KT: I think Glenn [Whitman] always says it really well. This is not something new, necessarily, that we’re hearing. A lot of the research is confirmatory and helps us to see that we are doing things the right way, that a lot of us have really great instincts. So, that feels really good when you see that the research matches what you’re already doing. But, at the same time it’s always good for us to reflect on our practices and work collaboratively to make sure that we’re addressing the needs of our students. So, that’s kind of been how we’ve been addressing it with our faculty. We have a range of learners. We have new faculty who are just dipping their toes into teaching in general. We’re helping them formulate what really works in their classrooms. For faculty who have been here for a longer time, confirming that what they’re doing is the right thing, but also hoping that they’ll be open to reflecting on their practices moving forward.
CTTL: What kind of goals have you set for new teachers and veteran teachers for the year?
KT: So, this year, I think it’s also in Neuroteach, to give yourself a goal of making a 10 percent change. To try just one lesson or new project or new unit, and work toward using the MBE strategies. We have a giant slideshow that has everybody’s goals in it with what they think the barriers might be and what strategies they’re going to use. They just did another iteration of it during our last workshop. For some folks, this is something small like making sure they’re doing more formative assessments, and for some folks they’re thinking about a completely different approach to giving the students feedback. It’s a range, but the goal was 10 percent. You’ll see some faculty just take it and run with it, and they want to try all the things, which is great to see. We even have a few faculty who are conducting little experiments in their classrooms and collecting data, and that’s awesome. But the minimum goal was to just try 10 percent.

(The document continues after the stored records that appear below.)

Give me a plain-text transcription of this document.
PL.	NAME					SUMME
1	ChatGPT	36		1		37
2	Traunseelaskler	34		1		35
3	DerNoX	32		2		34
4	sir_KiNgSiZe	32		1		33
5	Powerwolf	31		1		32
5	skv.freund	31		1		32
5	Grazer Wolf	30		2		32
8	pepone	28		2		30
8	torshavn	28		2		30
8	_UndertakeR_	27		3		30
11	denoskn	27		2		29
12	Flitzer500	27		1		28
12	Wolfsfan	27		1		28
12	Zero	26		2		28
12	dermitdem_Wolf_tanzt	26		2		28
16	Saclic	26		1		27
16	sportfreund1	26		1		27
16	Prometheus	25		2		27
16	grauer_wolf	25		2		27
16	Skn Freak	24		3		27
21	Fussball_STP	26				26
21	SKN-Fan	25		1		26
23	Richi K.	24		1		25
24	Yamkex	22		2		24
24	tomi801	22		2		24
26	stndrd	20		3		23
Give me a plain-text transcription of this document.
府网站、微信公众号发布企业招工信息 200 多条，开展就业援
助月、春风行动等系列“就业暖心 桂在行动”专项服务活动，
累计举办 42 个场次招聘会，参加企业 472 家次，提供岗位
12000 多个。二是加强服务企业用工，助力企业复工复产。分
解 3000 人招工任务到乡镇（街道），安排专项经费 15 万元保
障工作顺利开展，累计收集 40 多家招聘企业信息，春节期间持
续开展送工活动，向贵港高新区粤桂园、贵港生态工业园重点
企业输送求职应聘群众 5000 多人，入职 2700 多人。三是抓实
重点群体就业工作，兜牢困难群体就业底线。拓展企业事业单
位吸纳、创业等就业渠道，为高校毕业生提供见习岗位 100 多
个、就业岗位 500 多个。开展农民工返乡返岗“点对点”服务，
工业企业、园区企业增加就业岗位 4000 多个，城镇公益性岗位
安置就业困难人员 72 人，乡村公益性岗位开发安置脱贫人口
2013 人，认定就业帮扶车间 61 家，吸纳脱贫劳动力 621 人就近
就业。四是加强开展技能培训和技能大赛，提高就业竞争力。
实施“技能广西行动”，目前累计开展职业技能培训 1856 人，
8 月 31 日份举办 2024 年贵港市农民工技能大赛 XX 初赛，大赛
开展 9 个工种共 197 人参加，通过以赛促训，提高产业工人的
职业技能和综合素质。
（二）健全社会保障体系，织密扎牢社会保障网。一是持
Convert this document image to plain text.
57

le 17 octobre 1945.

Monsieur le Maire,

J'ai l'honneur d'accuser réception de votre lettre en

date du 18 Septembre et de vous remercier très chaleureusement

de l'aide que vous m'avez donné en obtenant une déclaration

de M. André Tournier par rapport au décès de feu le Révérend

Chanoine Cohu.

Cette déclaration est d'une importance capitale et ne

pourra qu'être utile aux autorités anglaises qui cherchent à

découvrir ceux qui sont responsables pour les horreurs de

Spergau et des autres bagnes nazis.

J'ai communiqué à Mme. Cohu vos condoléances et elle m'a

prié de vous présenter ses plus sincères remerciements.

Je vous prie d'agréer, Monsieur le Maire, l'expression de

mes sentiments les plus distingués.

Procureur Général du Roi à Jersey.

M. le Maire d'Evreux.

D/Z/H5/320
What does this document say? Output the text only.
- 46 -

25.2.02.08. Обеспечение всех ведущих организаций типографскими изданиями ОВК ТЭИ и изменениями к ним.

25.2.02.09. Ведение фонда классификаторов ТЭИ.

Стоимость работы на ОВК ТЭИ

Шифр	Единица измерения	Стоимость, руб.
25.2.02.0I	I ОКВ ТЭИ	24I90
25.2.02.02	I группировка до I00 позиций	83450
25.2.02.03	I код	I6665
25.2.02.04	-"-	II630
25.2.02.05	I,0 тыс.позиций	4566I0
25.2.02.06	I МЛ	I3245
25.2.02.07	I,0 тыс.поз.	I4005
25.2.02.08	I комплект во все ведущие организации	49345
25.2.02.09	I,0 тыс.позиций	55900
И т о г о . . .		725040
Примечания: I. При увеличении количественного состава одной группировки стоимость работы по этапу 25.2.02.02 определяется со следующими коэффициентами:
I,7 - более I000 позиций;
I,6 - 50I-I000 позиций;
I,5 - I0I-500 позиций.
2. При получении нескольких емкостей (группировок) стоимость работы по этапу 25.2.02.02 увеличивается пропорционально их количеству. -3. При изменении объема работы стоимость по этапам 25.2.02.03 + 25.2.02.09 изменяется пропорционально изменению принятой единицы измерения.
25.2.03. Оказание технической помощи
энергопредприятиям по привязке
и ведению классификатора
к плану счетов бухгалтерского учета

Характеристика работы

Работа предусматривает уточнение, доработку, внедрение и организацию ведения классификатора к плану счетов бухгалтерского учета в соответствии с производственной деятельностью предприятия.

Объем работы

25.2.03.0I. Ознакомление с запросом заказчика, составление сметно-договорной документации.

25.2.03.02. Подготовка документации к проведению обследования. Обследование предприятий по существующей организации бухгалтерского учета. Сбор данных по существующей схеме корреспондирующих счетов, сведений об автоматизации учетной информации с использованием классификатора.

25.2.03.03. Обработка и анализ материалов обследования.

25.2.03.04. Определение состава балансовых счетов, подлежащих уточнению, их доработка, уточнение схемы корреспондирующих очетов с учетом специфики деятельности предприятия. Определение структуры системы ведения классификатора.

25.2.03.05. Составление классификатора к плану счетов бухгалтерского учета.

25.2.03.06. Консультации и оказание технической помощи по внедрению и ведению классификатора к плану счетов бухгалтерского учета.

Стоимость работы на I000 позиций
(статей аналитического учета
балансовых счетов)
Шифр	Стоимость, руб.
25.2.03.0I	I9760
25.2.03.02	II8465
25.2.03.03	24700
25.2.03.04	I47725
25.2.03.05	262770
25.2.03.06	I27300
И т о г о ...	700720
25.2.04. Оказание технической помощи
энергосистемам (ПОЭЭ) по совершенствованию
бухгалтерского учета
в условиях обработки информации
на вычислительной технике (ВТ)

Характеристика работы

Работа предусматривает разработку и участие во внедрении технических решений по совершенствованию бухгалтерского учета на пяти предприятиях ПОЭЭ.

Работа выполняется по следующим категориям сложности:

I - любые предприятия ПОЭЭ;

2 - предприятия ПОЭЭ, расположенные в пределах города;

CTTL: What are some of the MBE strategies that your teachers are excited to try in class?
KT: Retrieval practice has been big; people really see the benefits of that. We also read Powerful Teaching a couple of years ago, and Make it Stick a few years before that. Feedback has been another one…belonging and setting up the learning environment for students. There’s a range, which is great to see.
CTTL: What impact on your teachers or students have you observed?
KT: We’ve just started doing some different share-outs, and there are a lot of teachers who are excited about what they’re doing, which is fun to hear. Just in passing, a teacher will come up to me and say, “I’ve been trying out X strategy, and it’s been really cool to see how the kids respond,” or “I had them do some metacognitive practices on their test, and it was great to see that the kids responded this way.” My son is a junior and it’s been fun to talk to him about it, too. He’ll say, “Oh yeah, in this class we were talking about retrieval practice.” So, the kids are starting to hear the language too, which is cool.
CTTL: Knowing that becoming an MBE practitioner takes an investment of time, what does success look like for yourself or for your school in the next three to five years?
KT: That’s something I’d like to talk more with our leadership team and faculty about. We’ve just started this process. I would love to see the kids learn more about their learning, so thinking through how we can make that happen, and involving the parents, too. How can the parents be a little more involved with their kids’ learning, especially when they are struggling? What are some ways they can help the kids understand strategies and what might be helpful? There’s so much opportunity for us to grow as a school and share with other schools.